The cluster secret and mTLS fingerprints still apply; the overlay just
removes the open-internet attack surface.
## Why prefer overlay over public exposure
- Single failure domain at the network layer: an attacker who finds an
exploit in your overlay client (rare; Tailscale and WireGuard are
small surfaces) still hits the application-layer pinning before any
cluster-level operation.
- The cluster secret can be lower-entropy when it's already
unreachable from outside. (You should still treat it as a real
secret; "defence in depth" only works if every layer is real.)

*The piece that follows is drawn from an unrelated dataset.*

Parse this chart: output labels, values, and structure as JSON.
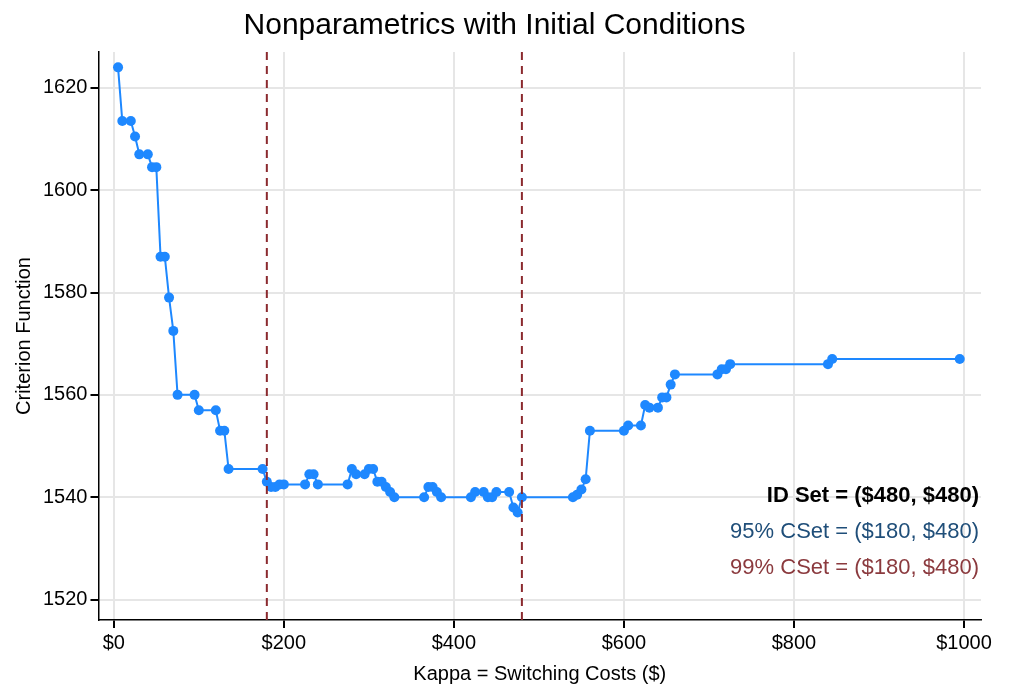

- ICMP probes from a homelab to a target on the public internet are
trivial through NAT, but ICMP *into* a homelab usually isn't.
Running `qu` on a tailnet means peers can heartbeat each other
regardless of NAT direction.
## Trade-offs
- One more thing to monitor. If your tailnet is down, your monitor is
down. Counter-measure: run *another* tiny `qu` cluster (or a single
node) on the public internet that watches the overlay's coordinator
health.
- Probe latency includes the overlay's hop. Tailscale's wireguard is
fast (<1 ms LAN, single-digit ms WAN) so this rarely matters, but
if you're alerting on tight latency thresholds, account for it.